Tak hanya itu, Sugiono mengatakan secara konsisten tetap memegang declaration code of conduct South China Sea, atau kode etik dalam beraktivitas di LCS
Kekhawatiran DPR
Sebelumnya, sejumlah anggota komisi I DPR mencecar Sugiono soal pernyataan bersama RI-China terkait kerja sama maritim terutama yang menyinggung LCS.
Anggota DPR dari fraksi Partai NasDem Amelia Anggraini mempertanyakan posisi Indonesia.
Dia mengatakan ada kebingungan di publik mengenai klaim teritorial China di LCS dan pernyataan bersama RI-China.
"Ada dugaan yang mengacu ke pernyataan bersama bahwa Indonesia telah mengubah sikap dengan mengakui klaim China," kata Amelia.
Dia lalu berujar, "Padahal Kementerian Luar Negeri mengklarifikasi tidak ada pengakuan tersebut. Namun pernyataan itu menimbulkan kegelisahan di kawasan."
Amelia lalu meminta Sugiono mengatasi masalah itu dan menyarankan Indonesia bisa menjaga hubungan baik dengan negara tetangga.
"Dalam forum ini kami meminta Pak Menteri untuk memberi penjelasan antara pernyataan bersama Indonesia dengan China," ungkap dia.

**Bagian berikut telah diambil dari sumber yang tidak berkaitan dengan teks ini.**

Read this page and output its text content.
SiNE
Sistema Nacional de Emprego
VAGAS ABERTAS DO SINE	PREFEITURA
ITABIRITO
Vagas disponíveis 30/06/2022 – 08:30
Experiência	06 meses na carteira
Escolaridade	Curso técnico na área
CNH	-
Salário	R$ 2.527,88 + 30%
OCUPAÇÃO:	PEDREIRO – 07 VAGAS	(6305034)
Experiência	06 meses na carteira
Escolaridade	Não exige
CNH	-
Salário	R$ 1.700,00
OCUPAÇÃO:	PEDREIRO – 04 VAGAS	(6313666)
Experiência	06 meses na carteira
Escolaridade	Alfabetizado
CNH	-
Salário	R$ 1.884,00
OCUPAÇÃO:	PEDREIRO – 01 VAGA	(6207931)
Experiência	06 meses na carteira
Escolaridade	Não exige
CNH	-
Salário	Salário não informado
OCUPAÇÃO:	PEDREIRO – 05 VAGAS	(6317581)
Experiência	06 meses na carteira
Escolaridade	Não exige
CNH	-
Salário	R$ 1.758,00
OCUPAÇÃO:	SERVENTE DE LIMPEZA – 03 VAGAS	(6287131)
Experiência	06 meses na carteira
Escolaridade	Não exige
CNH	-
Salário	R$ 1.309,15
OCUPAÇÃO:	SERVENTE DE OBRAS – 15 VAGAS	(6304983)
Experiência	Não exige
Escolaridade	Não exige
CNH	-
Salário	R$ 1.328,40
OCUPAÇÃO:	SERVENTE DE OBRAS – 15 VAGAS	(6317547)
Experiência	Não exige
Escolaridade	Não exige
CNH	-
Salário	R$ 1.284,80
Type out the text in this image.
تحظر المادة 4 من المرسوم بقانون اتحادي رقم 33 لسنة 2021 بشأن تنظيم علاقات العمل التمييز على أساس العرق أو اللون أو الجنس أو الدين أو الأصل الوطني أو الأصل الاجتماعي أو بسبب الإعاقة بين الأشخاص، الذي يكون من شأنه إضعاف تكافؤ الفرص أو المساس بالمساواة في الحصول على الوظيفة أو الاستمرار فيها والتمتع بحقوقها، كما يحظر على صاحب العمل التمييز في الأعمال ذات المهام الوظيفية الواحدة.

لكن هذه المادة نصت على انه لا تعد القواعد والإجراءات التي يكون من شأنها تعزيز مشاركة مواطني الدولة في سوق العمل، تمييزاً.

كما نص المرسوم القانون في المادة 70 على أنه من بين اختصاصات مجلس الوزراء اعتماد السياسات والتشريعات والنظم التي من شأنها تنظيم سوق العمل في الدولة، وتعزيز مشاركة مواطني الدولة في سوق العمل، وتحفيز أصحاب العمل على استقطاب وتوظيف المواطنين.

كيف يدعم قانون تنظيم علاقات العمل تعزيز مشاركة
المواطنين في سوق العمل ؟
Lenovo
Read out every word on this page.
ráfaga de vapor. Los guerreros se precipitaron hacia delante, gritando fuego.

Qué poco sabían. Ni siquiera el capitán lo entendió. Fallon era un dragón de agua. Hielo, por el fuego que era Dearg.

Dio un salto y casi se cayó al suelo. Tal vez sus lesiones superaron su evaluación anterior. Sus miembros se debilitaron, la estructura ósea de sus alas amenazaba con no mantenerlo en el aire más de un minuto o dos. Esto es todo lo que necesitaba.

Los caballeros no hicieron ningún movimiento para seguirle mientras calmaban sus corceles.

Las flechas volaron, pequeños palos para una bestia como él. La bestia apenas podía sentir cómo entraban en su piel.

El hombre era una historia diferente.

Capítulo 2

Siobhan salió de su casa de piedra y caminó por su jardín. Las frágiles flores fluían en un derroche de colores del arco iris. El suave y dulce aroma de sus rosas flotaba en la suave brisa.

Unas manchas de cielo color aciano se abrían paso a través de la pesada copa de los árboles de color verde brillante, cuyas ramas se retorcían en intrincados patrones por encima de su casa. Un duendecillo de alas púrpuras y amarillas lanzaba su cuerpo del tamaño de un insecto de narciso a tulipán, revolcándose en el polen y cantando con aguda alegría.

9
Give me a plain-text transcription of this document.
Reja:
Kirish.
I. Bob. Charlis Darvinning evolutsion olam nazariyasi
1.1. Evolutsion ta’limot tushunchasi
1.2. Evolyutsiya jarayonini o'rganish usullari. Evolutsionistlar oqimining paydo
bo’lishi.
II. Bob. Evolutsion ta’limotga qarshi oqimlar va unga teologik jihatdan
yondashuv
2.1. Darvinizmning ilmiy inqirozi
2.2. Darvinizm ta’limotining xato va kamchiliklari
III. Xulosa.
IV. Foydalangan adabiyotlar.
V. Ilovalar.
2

Anggota DPR fraksi NasDem itu berharap tak ada perjanjian dalam perjanjian yang tak transparan.
Anggota DPR fraksi PDIP TB Hasanudin menyampaikan kekhawatiran serupa.
Dia mengatakan Indonesia menolak mentah-mentah sembilan garis putus-putus sejak lama dan menghormati hukum internasional.
"Dengan pernyataan itu seolah-olah di wilayah yang kita tolak itu, akan ada kerja sama," ujar Hasanuddin.
"Saya mohon penjelasan dari Bapak, apakah betul kita akan mengerjasamakan [bekerja sama di wilayah] nine dash line yang dulu kita tolak itu, atau apakah ada pandangan lain mohon dijelaskan," imbuh dia.
Tak beda jauh, anggota DPR fraksi Demokrat, Rizki Natakusumah, menyoroti code of conduct yang tertera dalam pernyataan bersama RI-China.
"Ini surprising [mengejutkan] untuk saya ya, yang kita ketahui pihak China sendiri against skema CoC, mereka lebih suka bilateral," kata Riski.
"Pertanyaan saya, apakah prinsip dasar dan landasan pikiran CoC yang disebut di joint statement sama dengan yang selama ini kita usulkan," imbuh dia.